Editorial: Tennant for U.S. Senate
In her campaign to succeed Sen. Jay Rockefeller, D-W.Va., Secretary of State Natalie Tennant has two unknown rivals in the May 13 primary election. She should win the Democratic nomination easily, and doesn’t need any newspaper endorsements. But we endorse her anyway, because she’s a bright facet in West Virginia’s political scene.
We think Tennant would be a refreshing addition to the U.S. Senate — certainly preferable to another Republican serving the privileged 1 percent, narrow right-wing causes and polluting industries. If the GOP gains more control over Congress, hope for humane American programs helping average families will be lost.
Tennant grew up on a Marion County farm, in a family of teachers. Both her parents and five siblings taught school. Her father sold cows to send her to West Virginia University, where she broke family tradition and studied broadcast journalism. (She also was the first female to serve as the Mountaineer mascot.)
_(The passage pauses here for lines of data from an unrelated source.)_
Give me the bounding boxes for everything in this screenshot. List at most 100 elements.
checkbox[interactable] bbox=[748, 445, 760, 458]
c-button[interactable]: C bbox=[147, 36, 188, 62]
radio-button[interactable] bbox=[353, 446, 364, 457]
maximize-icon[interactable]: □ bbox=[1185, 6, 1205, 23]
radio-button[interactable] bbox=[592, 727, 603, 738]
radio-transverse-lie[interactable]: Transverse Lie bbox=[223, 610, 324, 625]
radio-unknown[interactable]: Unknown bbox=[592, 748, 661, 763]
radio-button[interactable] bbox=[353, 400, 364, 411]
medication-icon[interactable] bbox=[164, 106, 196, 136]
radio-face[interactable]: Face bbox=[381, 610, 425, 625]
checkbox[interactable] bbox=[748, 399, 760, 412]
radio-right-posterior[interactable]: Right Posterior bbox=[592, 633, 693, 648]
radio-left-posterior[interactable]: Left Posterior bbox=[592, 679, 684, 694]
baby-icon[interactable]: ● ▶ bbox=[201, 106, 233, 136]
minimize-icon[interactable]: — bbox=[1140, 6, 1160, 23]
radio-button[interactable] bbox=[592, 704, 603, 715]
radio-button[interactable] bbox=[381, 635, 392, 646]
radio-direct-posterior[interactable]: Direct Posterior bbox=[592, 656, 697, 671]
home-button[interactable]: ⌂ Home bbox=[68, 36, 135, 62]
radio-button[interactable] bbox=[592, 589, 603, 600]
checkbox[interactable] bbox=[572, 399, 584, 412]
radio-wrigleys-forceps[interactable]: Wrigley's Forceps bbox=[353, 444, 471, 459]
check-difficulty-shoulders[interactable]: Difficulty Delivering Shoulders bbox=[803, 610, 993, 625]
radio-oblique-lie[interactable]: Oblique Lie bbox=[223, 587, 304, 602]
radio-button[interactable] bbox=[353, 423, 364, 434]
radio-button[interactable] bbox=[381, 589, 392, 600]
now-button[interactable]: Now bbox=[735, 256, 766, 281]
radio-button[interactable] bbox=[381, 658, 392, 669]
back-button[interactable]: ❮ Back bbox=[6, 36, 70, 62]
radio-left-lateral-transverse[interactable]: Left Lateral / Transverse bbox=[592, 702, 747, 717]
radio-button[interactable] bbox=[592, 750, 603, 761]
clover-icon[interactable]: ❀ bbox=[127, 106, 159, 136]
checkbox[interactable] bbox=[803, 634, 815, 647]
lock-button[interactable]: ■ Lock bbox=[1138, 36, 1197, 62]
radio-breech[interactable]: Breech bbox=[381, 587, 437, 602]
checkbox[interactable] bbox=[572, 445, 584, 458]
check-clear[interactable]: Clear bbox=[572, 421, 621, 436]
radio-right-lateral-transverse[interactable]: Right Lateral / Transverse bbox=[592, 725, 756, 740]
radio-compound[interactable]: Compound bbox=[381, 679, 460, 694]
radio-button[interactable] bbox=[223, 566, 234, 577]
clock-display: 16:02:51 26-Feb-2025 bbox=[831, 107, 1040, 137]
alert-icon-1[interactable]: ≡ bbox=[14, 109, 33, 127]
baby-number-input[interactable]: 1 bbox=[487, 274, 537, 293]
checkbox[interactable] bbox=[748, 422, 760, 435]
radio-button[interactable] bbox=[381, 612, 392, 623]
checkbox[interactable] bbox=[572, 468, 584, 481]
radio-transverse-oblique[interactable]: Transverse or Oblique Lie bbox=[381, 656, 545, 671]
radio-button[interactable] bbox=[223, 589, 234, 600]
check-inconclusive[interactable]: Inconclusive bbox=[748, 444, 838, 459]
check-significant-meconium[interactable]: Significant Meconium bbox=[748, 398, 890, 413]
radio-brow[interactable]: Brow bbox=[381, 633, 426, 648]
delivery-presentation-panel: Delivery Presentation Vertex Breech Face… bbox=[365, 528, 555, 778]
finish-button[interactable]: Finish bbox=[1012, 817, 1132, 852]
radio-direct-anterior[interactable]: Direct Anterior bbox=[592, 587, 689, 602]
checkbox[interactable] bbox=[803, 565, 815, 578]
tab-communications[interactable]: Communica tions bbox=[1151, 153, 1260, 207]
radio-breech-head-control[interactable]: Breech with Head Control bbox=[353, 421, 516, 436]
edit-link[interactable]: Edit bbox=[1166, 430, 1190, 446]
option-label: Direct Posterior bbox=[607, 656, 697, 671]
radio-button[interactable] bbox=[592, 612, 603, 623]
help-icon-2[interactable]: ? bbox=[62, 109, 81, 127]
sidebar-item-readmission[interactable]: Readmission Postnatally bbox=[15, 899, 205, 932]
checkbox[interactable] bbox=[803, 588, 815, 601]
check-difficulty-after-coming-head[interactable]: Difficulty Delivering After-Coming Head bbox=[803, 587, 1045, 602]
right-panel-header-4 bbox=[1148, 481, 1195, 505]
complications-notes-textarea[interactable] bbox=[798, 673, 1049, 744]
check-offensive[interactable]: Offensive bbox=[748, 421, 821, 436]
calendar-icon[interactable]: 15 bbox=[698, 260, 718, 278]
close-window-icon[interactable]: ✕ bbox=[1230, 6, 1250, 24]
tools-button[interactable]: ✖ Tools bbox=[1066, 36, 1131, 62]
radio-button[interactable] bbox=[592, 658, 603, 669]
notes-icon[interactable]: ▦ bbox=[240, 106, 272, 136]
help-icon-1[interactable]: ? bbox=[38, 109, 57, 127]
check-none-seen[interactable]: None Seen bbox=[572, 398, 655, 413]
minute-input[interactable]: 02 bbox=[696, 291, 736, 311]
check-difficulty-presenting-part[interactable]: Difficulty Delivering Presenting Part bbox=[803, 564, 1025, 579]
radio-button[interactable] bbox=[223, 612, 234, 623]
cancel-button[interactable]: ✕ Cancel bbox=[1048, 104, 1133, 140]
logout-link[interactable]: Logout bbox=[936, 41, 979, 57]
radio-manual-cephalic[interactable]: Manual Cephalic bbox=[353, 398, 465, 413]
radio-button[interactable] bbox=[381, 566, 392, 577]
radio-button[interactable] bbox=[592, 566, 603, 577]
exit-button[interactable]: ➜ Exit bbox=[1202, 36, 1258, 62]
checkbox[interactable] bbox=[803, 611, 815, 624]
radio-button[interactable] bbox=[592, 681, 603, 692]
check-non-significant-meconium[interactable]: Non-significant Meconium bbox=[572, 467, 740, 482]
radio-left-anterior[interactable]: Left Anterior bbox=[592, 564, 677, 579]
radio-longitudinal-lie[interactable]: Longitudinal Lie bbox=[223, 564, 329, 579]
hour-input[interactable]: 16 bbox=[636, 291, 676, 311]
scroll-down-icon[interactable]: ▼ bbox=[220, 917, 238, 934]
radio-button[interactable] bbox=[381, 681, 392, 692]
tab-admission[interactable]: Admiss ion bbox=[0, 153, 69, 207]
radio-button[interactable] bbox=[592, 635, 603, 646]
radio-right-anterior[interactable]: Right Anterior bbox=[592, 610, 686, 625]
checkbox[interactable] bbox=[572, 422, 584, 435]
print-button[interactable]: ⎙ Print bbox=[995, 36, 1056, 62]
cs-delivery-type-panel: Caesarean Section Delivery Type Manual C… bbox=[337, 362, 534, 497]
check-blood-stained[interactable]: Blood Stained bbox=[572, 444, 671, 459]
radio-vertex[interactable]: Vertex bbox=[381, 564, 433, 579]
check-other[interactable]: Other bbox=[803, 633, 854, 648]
After graduating in 1991, she was a news reporter for WBOY-TV in Clarksburg, then WCHS-TV in Charleston. She married state Sen. Erik Wells, D-Kanawha, and they have a daughter. They formed a small video and media firm. His legislative work was interrupted while he served in Afghanistan as a Navy lieutenant commander.
She entered politics and was elected secretary of state in 2008, then re-elected in 2012. She has performed well in the record-keeping office that also governs elections and charities. She managed so frugally and settled lawsuits so cheaply that she returned $3 million to the state general fund last fall. Her biography says she “has more investigations and convictions for election law violations than any other secretary in West Virginia’s history.”
Tennant would be an appealing West Virginian in the U.S. Senate. We hope she gets there.